Peut-être quelque chose d’analogue à ce qui s’est passé dans les sciences physiques se passera-t-il ici. Au premier moment, on put croire que les sciences modernes, en détruisant le système primitif où les phénomènes de la nature étaient l’œuvre d’agens libres, allaient détruire la beauté de l’univers et tout réduire à un plat réalisme sans mystère. Bien des âmes tendres pleurèrent ce monde enchanté où vécut l’humanité ignorante, ce monde où tout était moral, passionné, plein de vie et de sentiment.

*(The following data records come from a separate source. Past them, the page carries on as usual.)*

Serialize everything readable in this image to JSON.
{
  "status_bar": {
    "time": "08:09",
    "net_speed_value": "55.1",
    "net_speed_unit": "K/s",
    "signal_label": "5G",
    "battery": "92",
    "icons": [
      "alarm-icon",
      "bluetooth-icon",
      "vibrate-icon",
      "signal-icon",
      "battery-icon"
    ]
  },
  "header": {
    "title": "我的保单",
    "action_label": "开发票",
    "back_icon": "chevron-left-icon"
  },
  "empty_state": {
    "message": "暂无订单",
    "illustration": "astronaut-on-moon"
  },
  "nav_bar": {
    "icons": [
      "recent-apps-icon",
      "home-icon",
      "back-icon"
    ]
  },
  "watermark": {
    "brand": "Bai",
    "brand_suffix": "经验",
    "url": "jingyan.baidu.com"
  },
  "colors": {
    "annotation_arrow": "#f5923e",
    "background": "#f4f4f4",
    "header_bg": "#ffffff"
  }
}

On crut que la science allait diminuer le monde. En réalité, elle l’a infiniment agrandi. Les idées qui semblaient, dans l’antiquité les plus exagérées se sont trouvées étroites, mesquines, puériles, comparées à ce qui est. La terre semblable à un disque, le soleil gros comme le Péloponnèse, les étoiles roulant à quelques lieues de hauteur sur les rainures d’une voûte solide, un univers fermé, entouré de murailles, cintré comme un coffre[1], voilà le système du monde le plus splendide que l’on eût pu concevoir. Qui oserait le regretter en présence de celui que la science a révélé ? L’hypothèse mécanique de Newton n’est-elle pas plus grandiose que celle des anges mouvant les sphères, et l’histoire du globe, telle que la géologie permet déjà de l’entrevoir, n’est-elle pas plus poétique que le monde façonné à la main il y a cinq mille ans ? Croyons hardiment que le système du monde moral est de même supérieur à tous nos symboles. Ne pleurons pas les chimères enfantines des époques naïves. Le rêve pâlit toujours devant la réalité. Laissons la science inflexible attaquer avec la rigueur de ses méthodes ces problèmes résolus depuis des siècles par le sentiment et l’imagination. Qui sait si la métaphysique et la théologie du passé ne seront pas à celles que le progrès de la spéculation révélera un jour ce que le cosmos d’Anaximène ou d’Indicopleustès est au cosmos de Laplace et de Humboldt ?


ERNEST RENAN.

  1. Voir l’étude de M. Letronne sur Cosmas Indicopleustès et les opinions cosmographiques des pères de l’église, — Revue du 15 mars 1834.